Des doctorants sur les planches

J.D.

«La science souffre d’un manque de reconnaissance de sa valeur par la société à cause d’une méconnaissance des activités de recherche et de leurs enjeux. C’est pourquoi une information et une culture scientifiques de qualité doivent être renforcées », déclare Jean-Yves Buzaré, Vice-Président du Conseil scientifique de l’Université du Maine et Président de la Commission régionale de culture scientifique, technique et industrielle (CSTI).

Née en novembre 2009 dans le cadre du CCRRDT1, « cette commission entend développer un réseau fédérant tous les acteurs régionaux de la CSTI : associations d’éducation populaire, établissements de recherche et d’enseignement supérieur, CCSTI 2.. explique Patricia Carré, chargée de programme au service Recherche du Conseil régional. Pour ce faire, nous procédons d’abord à l’état des lieux des actions existantes. Nous chercherons ensuite à stimuler la collaboration de ces organismes appuyée sur une mise en commun de moyens et d’expériences. Il ne s’agit pas de réduire la diversité de leurs actions respectives mais d’en augmenter la portée ou la visibilité. »

L’objectif est aussi d’encourager les doctorants à s’impliquer davantage dans les actions de CSTI sans réduire leur activité de recherche. Pourquoi les doctorants ? « Parce qu’ils sont les nouveaux acteurs de la science en train de se faire et que les amener à réfléchir au rôle de la recherche dans la société paraît très important, répond Jean-Yves Buzaré. Et quoi de plus efficace en la matière que de se confronter aux questions du public ? »

Pour certains des doctorants qui souhaitent contribuer au développement de la CSTI, il est aujourd’hui possible de décompter le temps passé à préparer une animation, par exemple pour la Fête de la science, des 100 heures de formation que leur impose leur école doctorale, ou de poser une candidature à une mission rémunérée.
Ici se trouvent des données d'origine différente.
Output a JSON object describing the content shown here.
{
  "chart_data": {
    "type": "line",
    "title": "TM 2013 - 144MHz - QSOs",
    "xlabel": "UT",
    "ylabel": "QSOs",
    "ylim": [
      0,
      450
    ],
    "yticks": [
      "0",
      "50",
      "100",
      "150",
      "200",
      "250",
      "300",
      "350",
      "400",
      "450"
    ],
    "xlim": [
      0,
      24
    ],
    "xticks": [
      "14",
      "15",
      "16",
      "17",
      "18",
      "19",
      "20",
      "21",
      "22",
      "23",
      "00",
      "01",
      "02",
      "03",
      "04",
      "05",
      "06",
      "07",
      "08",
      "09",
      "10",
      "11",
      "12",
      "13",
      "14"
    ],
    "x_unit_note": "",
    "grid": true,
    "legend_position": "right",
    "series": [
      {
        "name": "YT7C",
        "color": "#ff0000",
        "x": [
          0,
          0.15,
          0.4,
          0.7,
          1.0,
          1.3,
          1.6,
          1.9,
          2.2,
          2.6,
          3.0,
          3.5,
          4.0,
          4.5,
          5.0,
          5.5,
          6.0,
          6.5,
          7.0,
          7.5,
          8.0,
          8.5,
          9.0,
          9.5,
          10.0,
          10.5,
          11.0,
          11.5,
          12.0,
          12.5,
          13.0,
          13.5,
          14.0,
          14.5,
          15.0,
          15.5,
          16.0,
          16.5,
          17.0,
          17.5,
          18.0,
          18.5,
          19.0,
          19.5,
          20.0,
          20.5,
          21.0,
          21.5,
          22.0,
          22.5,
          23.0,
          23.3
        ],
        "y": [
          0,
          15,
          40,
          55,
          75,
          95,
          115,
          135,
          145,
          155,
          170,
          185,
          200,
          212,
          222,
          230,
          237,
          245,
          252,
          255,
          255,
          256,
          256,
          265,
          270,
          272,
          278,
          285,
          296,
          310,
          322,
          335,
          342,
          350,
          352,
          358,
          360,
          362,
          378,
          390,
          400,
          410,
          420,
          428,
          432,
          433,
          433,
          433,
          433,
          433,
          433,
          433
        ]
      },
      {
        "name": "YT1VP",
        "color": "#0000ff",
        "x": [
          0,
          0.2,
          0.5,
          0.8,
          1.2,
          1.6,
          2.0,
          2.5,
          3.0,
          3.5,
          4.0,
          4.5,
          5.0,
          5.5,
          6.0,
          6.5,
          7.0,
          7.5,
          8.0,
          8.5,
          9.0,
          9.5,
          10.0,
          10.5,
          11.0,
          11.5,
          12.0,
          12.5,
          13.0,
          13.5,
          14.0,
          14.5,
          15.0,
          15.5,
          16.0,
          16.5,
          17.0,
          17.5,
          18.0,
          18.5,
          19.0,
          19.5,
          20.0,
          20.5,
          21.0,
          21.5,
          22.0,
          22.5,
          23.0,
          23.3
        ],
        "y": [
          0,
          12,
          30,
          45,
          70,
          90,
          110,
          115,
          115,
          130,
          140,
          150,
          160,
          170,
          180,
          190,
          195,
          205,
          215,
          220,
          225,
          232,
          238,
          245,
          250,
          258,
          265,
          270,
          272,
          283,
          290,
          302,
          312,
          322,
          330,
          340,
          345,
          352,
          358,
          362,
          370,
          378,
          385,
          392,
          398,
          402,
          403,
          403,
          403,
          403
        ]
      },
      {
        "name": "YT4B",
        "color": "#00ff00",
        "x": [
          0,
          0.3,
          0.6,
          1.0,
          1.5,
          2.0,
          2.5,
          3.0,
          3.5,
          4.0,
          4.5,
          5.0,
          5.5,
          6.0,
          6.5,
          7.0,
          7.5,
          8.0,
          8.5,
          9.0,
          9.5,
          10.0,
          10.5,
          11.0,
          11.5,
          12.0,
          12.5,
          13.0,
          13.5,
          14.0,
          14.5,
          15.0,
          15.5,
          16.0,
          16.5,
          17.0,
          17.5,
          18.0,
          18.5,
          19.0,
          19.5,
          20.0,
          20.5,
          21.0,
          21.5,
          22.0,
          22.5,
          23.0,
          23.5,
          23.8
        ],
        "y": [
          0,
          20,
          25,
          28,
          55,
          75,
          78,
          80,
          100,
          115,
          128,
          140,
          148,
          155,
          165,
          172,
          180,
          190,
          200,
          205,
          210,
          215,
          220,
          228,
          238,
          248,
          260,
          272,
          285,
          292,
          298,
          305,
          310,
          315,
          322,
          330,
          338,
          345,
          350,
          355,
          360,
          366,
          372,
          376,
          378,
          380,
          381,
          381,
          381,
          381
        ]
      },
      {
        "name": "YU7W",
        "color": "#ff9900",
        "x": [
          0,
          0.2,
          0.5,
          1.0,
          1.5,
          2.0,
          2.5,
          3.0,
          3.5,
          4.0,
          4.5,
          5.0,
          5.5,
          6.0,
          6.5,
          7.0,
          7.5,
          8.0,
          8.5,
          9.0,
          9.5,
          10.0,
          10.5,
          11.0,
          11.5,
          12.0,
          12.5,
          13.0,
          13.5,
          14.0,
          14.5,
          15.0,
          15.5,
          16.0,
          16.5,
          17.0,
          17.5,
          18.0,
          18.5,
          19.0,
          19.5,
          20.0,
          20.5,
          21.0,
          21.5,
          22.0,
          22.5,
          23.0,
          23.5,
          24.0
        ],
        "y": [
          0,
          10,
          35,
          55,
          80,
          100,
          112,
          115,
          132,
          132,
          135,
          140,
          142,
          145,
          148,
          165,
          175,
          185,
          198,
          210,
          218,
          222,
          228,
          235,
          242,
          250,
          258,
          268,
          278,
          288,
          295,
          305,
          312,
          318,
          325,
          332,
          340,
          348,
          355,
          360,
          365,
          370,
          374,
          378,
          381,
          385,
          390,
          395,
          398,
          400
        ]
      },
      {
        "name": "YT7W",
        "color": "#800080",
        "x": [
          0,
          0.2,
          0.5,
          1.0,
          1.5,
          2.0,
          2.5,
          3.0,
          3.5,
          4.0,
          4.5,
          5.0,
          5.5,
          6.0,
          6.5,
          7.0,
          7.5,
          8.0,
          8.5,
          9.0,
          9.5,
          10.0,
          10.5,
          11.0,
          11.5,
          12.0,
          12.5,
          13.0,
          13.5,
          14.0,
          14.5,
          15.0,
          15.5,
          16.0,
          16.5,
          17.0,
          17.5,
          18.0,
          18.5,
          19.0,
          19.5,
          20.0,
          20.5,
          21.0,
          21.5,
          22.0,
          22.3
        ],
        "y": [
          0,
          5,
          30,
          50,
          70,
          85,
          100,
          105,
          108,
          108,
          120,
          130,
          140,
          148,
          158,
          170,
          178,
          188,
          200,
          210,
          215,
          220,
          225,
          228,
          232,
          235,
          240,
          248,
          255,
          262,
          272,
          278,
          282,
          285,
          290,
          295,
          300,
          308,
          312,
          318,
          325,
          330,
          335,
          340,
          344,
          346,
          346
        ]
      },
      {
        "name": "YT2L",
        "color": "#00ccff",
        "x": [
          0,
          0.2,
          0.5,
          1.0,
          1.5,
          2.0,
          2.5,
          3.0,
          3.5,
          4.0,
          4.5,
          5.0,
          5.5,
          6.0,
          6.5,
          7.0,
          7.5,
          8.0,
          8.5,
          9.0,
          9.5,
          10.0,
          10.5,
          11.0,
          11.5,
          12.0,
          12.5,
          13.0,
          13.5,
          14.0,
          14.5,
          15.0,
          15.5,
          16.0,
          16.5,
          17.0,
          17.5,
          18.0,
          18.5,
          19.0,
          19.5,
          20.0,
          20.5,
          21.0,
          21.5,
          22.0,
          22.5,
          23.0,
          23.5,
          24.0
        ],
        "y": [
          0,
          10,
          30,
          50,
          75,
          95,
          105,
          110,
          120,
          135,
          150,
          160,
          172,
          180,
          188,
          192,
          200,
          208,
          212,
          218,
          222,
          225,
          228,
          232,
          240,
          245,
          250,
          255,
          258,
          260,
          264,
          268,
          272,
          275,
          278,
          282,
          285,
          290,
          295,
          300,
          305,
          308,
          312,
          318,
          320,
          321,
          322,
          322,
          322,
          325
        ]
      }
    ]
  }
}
Florian Rapin, doctorant à l’ESO-Angers, laboratoire de géographie de l’Université d’Angers et du CNRS, a ainsi consacré 32 jours, encadré par Terre des sciences, à l’organisation de la Nuit des chercheurs qui s’est tenue le 24 septembre dernier. « J’ai assisté plusieurs chercheurs dans l’élaboration de leurs projets d’animation et rédigé un dossier de presse. J’ai aussi introduit des conférences et apporté une aide logistique le jour J. Cette expérience m’a donné envie de présenter mes propres travaux de recherche lors de la prochaine édition. »

1. Comité consultatif régional de la recherche et du développement technologique

2. centre de culture scientifique, technique et industrielle

ça se passe maintenant

Biodiversité made in Vendée

Julie Danet
© www.ohazar.com

La Vendée devrait bientôt disposer de moyens accrus pour partager la culture scientifique. Le Conseil régional des Pays de la Loire a récemment initié ou soutenu en ce sens différents projets axés sur le thème de la biodiversité. Tandis que cette dernière est devenue l’objet d’intérêts majeurs, la richesse du patrimoine naturel et l’urbanisation relativement faible de la Vendée constituent des atouts pour sensibiliser le public aux enjeux des études scientifiques liées à ce thème.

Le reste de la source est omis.